なんだか変に考えてしまった自分が恥ずかしい。

夢翔が立ちあがって七槐の残した髪飾りを1つ手に取った。

その途端、ポンッと音を立てて髪飾りが煙に包まれる。

俺と白狐はビックリして、夢翔の方を見た。

夢翔もビックリしているみたいで、目がまんまるになっている。

煙がスゥッと消えると、飾り気の無かった髪飾りになにかの花が付いていた。

牡丹によく似た形で、夕陽のように鮮明な朱色をしている。

「おおぅ…!?」

夢翔はまだ驚いていた。

白狐が心配そうに近寄ると、ようやく意識が戻ってきた。

「触ると花が咲くのかな」

夢翔がぽそりと呟くと、白狐が少し興味を持った顔をして髪飾りを見た。

「りゅうご!りゅうご先にやって!!」

俺を振り返ると、白狐は早く早く、と手招きする。

しぶしぶ手に取ってみると、またしてもポンッと音を立てて煙に包まれた。

煙が消えると、桃色の小さな花がたくさんに飾られた髪飾りが出てくる。

「桜かな。
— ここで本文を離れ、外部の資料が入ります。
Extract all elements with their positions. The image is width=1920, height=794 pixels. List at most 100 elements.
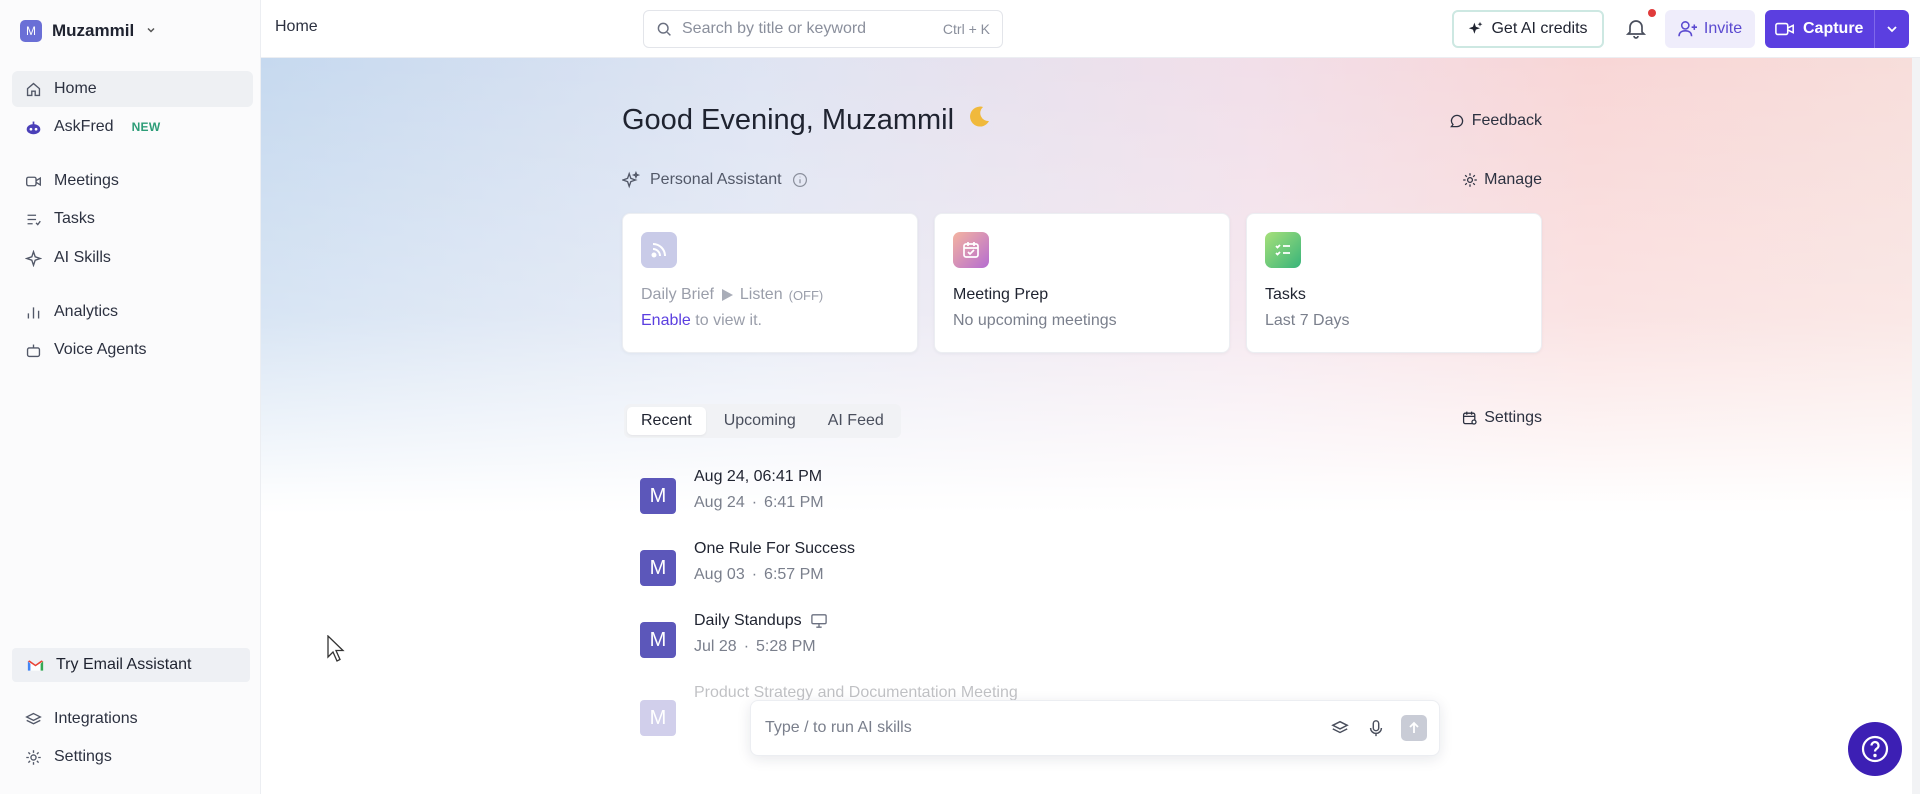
chevron-down-icon	[146, 25, 156, 38]
sidebar-item-label: Integrations	[54, 710, 138, 727]
personal-assistant-heading: Personal Assistant	[622, 171, 808, 189]
search-placeholder: Search by title or keyword	[682, 20, 867, 37]
feedback-label: Feedback	[1471, 112, 1542, 129]
video-camera-icon	[1775, 22, 1794, 36]
meeting-time: 6:41 PM	[764, 494, 824, 511]
enable-link[interactable]: Enable	[641, 312, 691, 329]
sidebar-item-tasks[interactable]: Tasks	[12, 201, 253, 237]
meeting-time: 6:57 PM	[764, 566, 824, 583]
gear-icon	[1463, 173, 1477, 187]
gear-icon	[24, 748, 42, 766]
tasks-list-icon	[24, 210, 42, 228]
moon-icon	[966, 104, 992, 137]
robot-icon	[24, 118, 42, 136]
sidebar-item-askfred[interactable]: AskFred NEW	[12, 109, 253, 145]
main-content: Good Evening, Muzammil Feedback Personal…	[261, 58, 1920, 794]
send-button[interactable]	[1401, 715, 1427, 741]
meeting-title: Aug 24, 06:41 PM	[694, 468, 823, 485]
sidebar-item-voice-agents[interactable]: Voice Agents	[12, 332, 253, 368]
meeting-date: Aug 24	[694, 494, 745, 511]
try-email-assistant-button[interactable]: Try Email Assistant	[12, 648, 250, 682]
avatar: M	[640, 700, 676, 736]
meeting-datetime: Aug 24 · 6:41 PM	[694, 494, 824, 512]
avatar: M	[640, 622, 676, 658]
bell-icon[interactable]	[1624, 16, 1648, 40]
scrollbar[interactable]	[1912, 58, 1920, 794]
tab-recent[interactable]: Recent	[627, 407, 706, 435]
prompt-placeholder: Type / to run AI skills	[765, 719, 912, 736]
sidebar-item-meetings[interactable]: Meetings	[12, 163, 253, 199]
tasks-card[interactable]: Tasks Last 7 Days	[1246, 213, 1542, 353]
workspace-switcher[interactable]: M Muzammil	[20, 18, 156, 44]
tab-upcoming[interactable]: Upcoming	[710, 407, 810, 435]
meeting-time: 5:28 PM	[756, 638, 816, 655]
meeting-title: Daily Standups	[694, 612, 828, 630]
tasks-card-title: Tasks	[1265, 286, 1306, 303]
new-badge: NEW	[131, 120, 161, 134]
sidebar-item-integrations[interactable]: Integrations	[12, 701, 253, 737]
sparkle-icon	[24, 249, 42, 267]
listen-label[interactable]: Listen	[740, 286, 783, 304]
bar-chart-icon	[24, 303, 42, 321]
sidebar-item-label: AI Skills	[54, 249, 111, 266]
manage-button[interactable]: Manage	[1462, 171, 1542, 189]
capture-main[interactable]: Capture	[1765, 10, 1875, 48]
avatar: M	[640, 550, 676, 586]
meeting-prep-title: Meeting Prep	[953, 286, 1049, 303]
add-user-icon	[1678, 21, 1697, 37]
separator: ·	[751, 566, 758, 583]
rss-icon	[641, 232, 677, 268]
avatar: M	[640, 478, 676, 514]
meeting-prep-card[interactable]: Meeting Prep No upcoming meetings	[934, 213, 1230, 353]
sidebar-item-settings[interactable]: Settings	[12, 739, 253, 775]
list-item[interactable]: M Aug 24, 06:41 PM Aug 24 · 6:41 PM	[640, 468, 824, 514]
calendar-settings-icon	[1463, 411, 1477, 425]
card-title-text: Daily Brief	[641, 286, 714, 303]
sidebar-item-analytics[interactable]: Analytics	[12, 294, 253, 330]
ai-skills-prompt[interactable]: Type / to run AI skills	[750, 700, 1440, 756]
page-title: Good Evening, Muzammil	[622, 104, 992, 137]
sidebar-item-ai-skills[interactable]: AI Skills	[12, 240, 253, 276]
chat-bubble-icon	[1449, 114, 1463, 128]
meetings-tabs: Recent Upcoming AI Feed	[624, 404, 901, 438]
capture-dropdown[interactable]	[1875, 23, 1909, 35]
arrow-up-icon	[1409, 721, 1419, 733]
meeting-settings-button[interactable]: Settings	[1462, 409, 1542, 427]
search-input[interactable]: Search by title or keyword Ctrl + K	[643, 10, 1003, 48]
feedback-button[interactable]: Feedback	[1449, 112, 1542, 130]
sidebar-item-home[interactable]: Home	[12, 71, 253, 107]
settings-label: Settings	[1484, 409, 1542, 426]
layers-icon[interactable]	[1329, 717, 1351, 739]
sidebar-item-label: Voice Agents	[54, 341, 147, 358]
list-item[interactable]: M One Rule For Success Aug 03 · 6:57 PM	[640, 540, 855, 586]
get-ai-credits-button[interactable]: Get AI credits	[1452, 10, 1604, 48]
meeting-datetime: Aug 03 · 6:57 PM	[694, 566, 855, 584]
daily-brief-card[interactable]: Daily Brief Listen (OFF) Enable to view …	[622, 213, 918, 353]
daily-brief-subtitle: Enable to view it.	[641, 312, 899, 330]
enable-rest-text: to view it.	[695, 312, 762, 329]
capture-button[interactable]: Capture	[1765, 10, 1909, 48]
sidebar-item-label: Home	[54, 80, 97, 97]
list-item[interactable]: M Daily Standups Jul 28 · 5:28 PM	[640, 612, 828, 658]
email-assistant-label: Try Email Assistant	[56, 656, 192, 673]
play-icon[interactable]	[720, 288, 734, 302]
workspace-avatar: M	[20, 20, 42, 42]
question-mark-icon	[1861, 735, 1889, 763]
invite-button[interactable]: Invite	[1665, 10, 1755, 48]
top-bar: Home Search by title or keyword Ctrl + K…	[261, 0, 1920, 58]
voice-agent-icon	[24, 341, 42, 359]
invite-label: Invite	[1703, 20, 1743, 37]
greeting-text: Good Evening, Muzammil	[622, 104, 955, 136]
listen-status: (OFF)	[788, 287, 824, 303]
help-button[interactable]	[1848, 722, 1902, 776]
calendar-check-icon	[953, 232, 989, 268]
meeting-date: Aug 03	[694, 566, 745, 583]
microphone-icon[interactable]	[1365, 717, 1387, 739]
sidebar-item-label: Analytics	[54, 303, 119, 320]
info-icon[interactable]	[792, 172, 808, 188]
sidebar-item-label: Meetings	[54, 172, 119, 189]
gmail-icon	[26, 656, 44, 674]
separator: ·	[751, 494, 758, 511]
tab-ai-feed[interactable]: AI Feed	[814, 407, 898, 435]
home-icon	[24, 80, 42, 98]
」

夢翔が言った。白狐が頷く。

「龍牙女の子みたーい!」

そう言って夢翔が笑いだした。白狐もけらけら笑ってた。

「なっ、勝手に出て来たんだから仕方ないだろ!」

そう言ったものの、自分でも可笑しくなった。

「ほら、白狐もやれ!」

夢翔が白狐に言うと、白狐は笑いながら手に取った。

ポンッと音を立てて煙が舞う。

そして、煙が消えると、紫色の花がでてきた。

「なんの花だろ?」

白狐が不思議そうに首を傾げて言った。

「桔梗だな」

昔、祖母が庭に埋めていた花を思い出す。

色は違ったが、形が一緒なのですぐに分かった。

「それにしても、これ本物の花だよね~。枯れないかな。」

夢翔がついついと朱色の花を引っ張った。

手元の桃色の花びらを見る。

生き生きと咲いているその花は、朽ち果てることを無視しているように艶やかだった。